Maluca & Nguzunguzu sont de retour avec « Stimulus »

À l’heure de la mort de Bernard Stiegler, magnifique penseur de la technique et du monde contemporain traversé par la production machinale de désirs dans nos corps par les mécanismes du capitalisme intégré, à l’heure où partout tout continue de ne pas cesser de s’effondrer sans s’effondrer, à l’heure où partout, il fait entre 30 et 45 degrés,  on ne peut pourtant pas dire qu’outre les tubes d’Aya Nakumara l’été soit fleurit ou séché de sorties vraiment très repérables ou marquantes. 

Globalement depuis que le monde n’en finit pas de changer post-confinement, on peut un peu se dire et s’étonner de voir que rien ne semble vraiment ni changer ni se produire de tout à fait neuf, même si ça n’est pas vraiment une surprise, personnellement j’attendais une avalanche de sorties dingues et folles dans la musique, mais que non, on traverse plutôt un plateau.

J’exagère il y a quand même eu ce magnifique morceau pop dance 2000’s de Thanas, « Attends », qui réussi là où la Darude butte un peu,  à produire un tube pop des années 2000 qui a digéré 2020 et internet.

Bref, on manque de tubes, mais dans cette période ni meilleure ni moins bonne qu’une autre, dans ce plateau où tout se vaut, il y a quelques frémissements bien intéressants comme ce petit EP Stimulus, qui fait se croiser deux daron.ne.s de l’hybrid club alias Nguzunguzu, les maîtres incontestés de la prod et du dj set depuis bientôt dix ans a l’influence incontestable, et la rappeuse visionnaire originaire de République Dominicaine Maluca. Une rencontre comme New York sait les créer. 

On a donc d’un côté une rappeuse qui a, entre autres choses, chanté pour Diplo et sorti quelques titres sur son label Mad Decent et de l’autre, les pionniers du renouveau électronique, Nguzunguzu, piliers de Fade To Mind.

La première fois qu’on est tombé sur Maluca, il y a déjà plus de dix ans, c’était à l’occasion de ce tubesque single El Tigueraso produit par Diplo. Un morceau qui est toujours dans nos clefs USB, armée secrète ultime et indémodable à 160BPM. Un single sur lequel on retrouvait d’ailleurs un remix très bien senti de Nguzunguzu justement.

Revenons à notre actualité. Chose plaisante dans Stimulus, il s’agit bien d’un EP réalisé entre les deux entités et non d’un assemblage de différents morceaux de chacune des entités. Autre chose plaisante, le chant en espagnol est pratiquement omniprésent ce qui n’est pas pour nous déplaire chez Couvre x Chefs. Une telle collaboration nous rappelle également avec plaisir le banger reggaeton « Vernáculo » chanté par Maluca sur le (malheureusement) seul album du super groupe Future Brown (Nguzunguzu + J-Cush + Fatima Al Qadiri, Warp, 2015).

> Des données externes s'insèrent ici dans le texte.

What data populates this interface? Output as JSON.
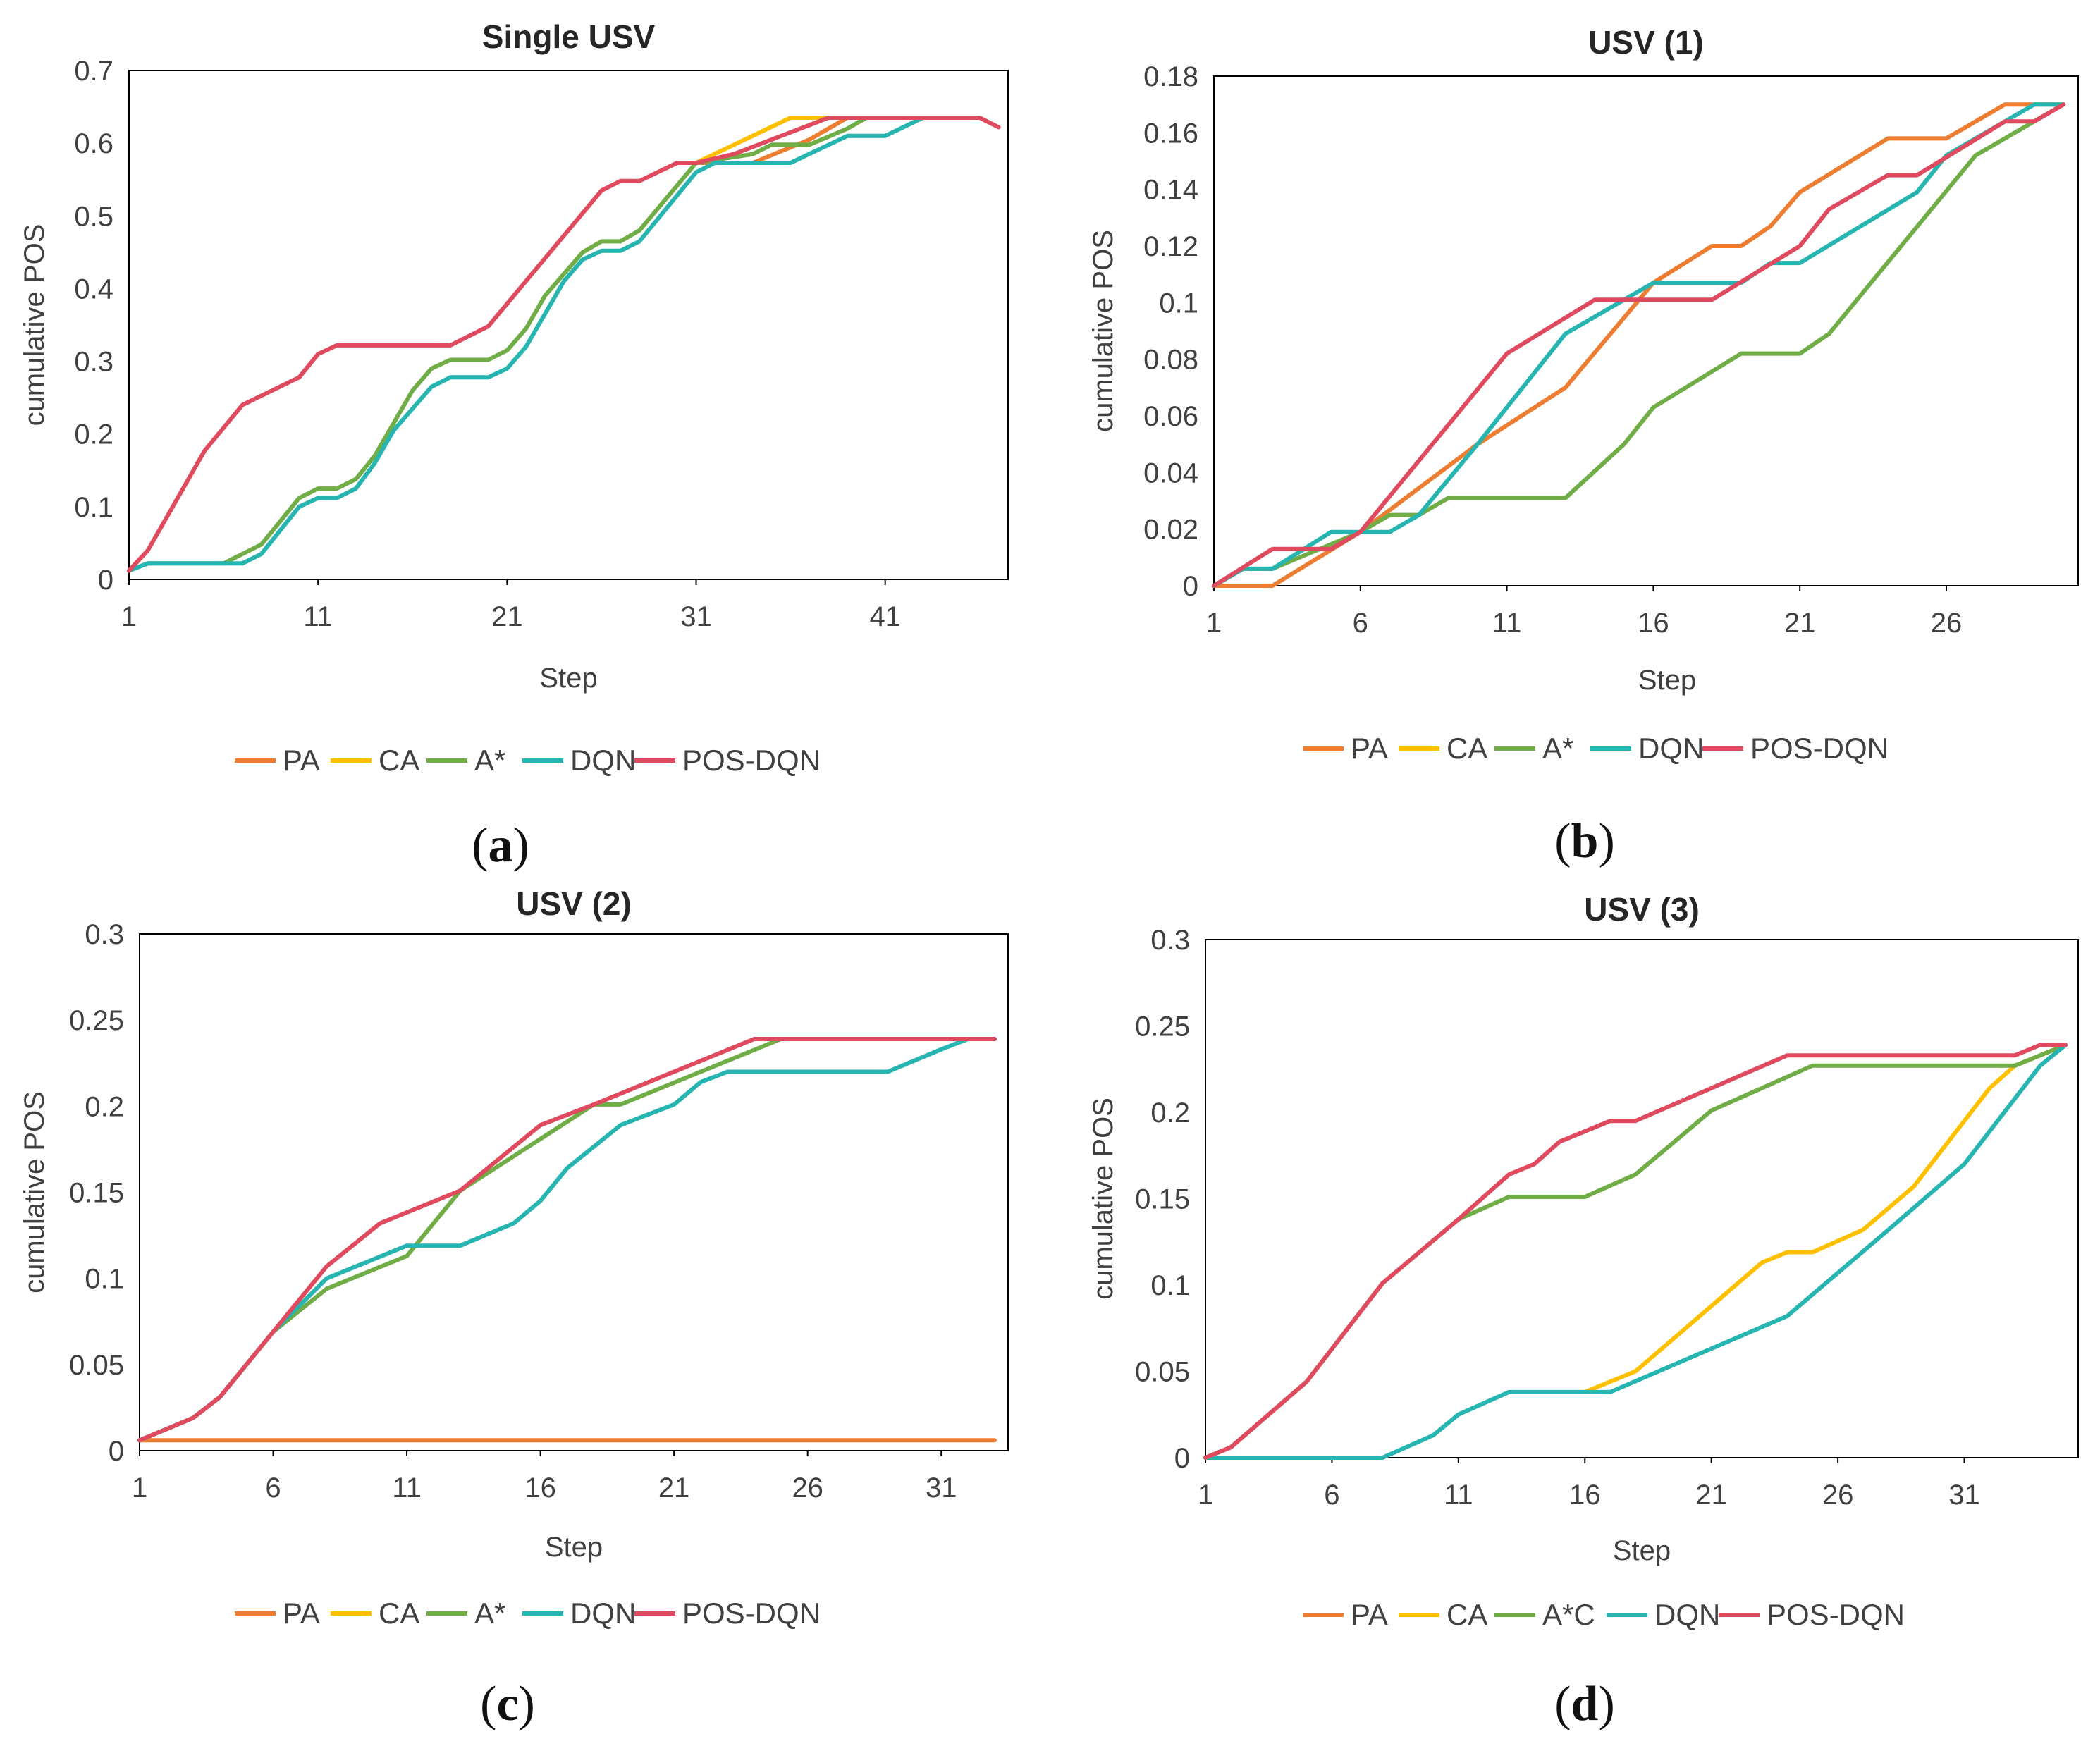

Globalement, Stimulus aurait pu sortir en 2010, mais peut-être pas avec cette hybridité là. C’était plutôt le moment shuffle du brassage permanent. Là, on sent vraiment une maîtrise dans les productions, Stimulus s’enchaine comme une mixtape et il en gagne en force. Pour définir le style de l’EP on pourrait dire Hybrid Club/R’n’B/Rap. Et c’est bien suffisant pour s’y plonger. En tout cas on est pas forcément loin de certaines productions de Bad Gyal mais sauce hybridée, et pas non plus trop loin des dernières productions du maître du R’n’B Kingdom, dont le dernier titre « No More Same » produit avec LUVK au chant est une tuerie. 

Maluca, courtesy NA DJ

Il n’y a pas forcément à dire plus ou dire moins sur Stimulus, il a le mérite de bien porter son titre et de nous avoir un peu remué d’un long marasme sans joie musicale à titre tout personnel. 

Et bonus, l’achat numérique de l’EP vous permettra d’agir concrètement pour deux choses plus qu’importante en cette période troublante et troublée, la vie des femmes et hommes trans noir.e.s aux USA, et de permettre aux victimes de l’explosion de Beyrouth de recevoir des produits de premières nécessités. En espérant que cette apocalypse finisse par s’achever au lieu de retenir sans cesse sa propre fin.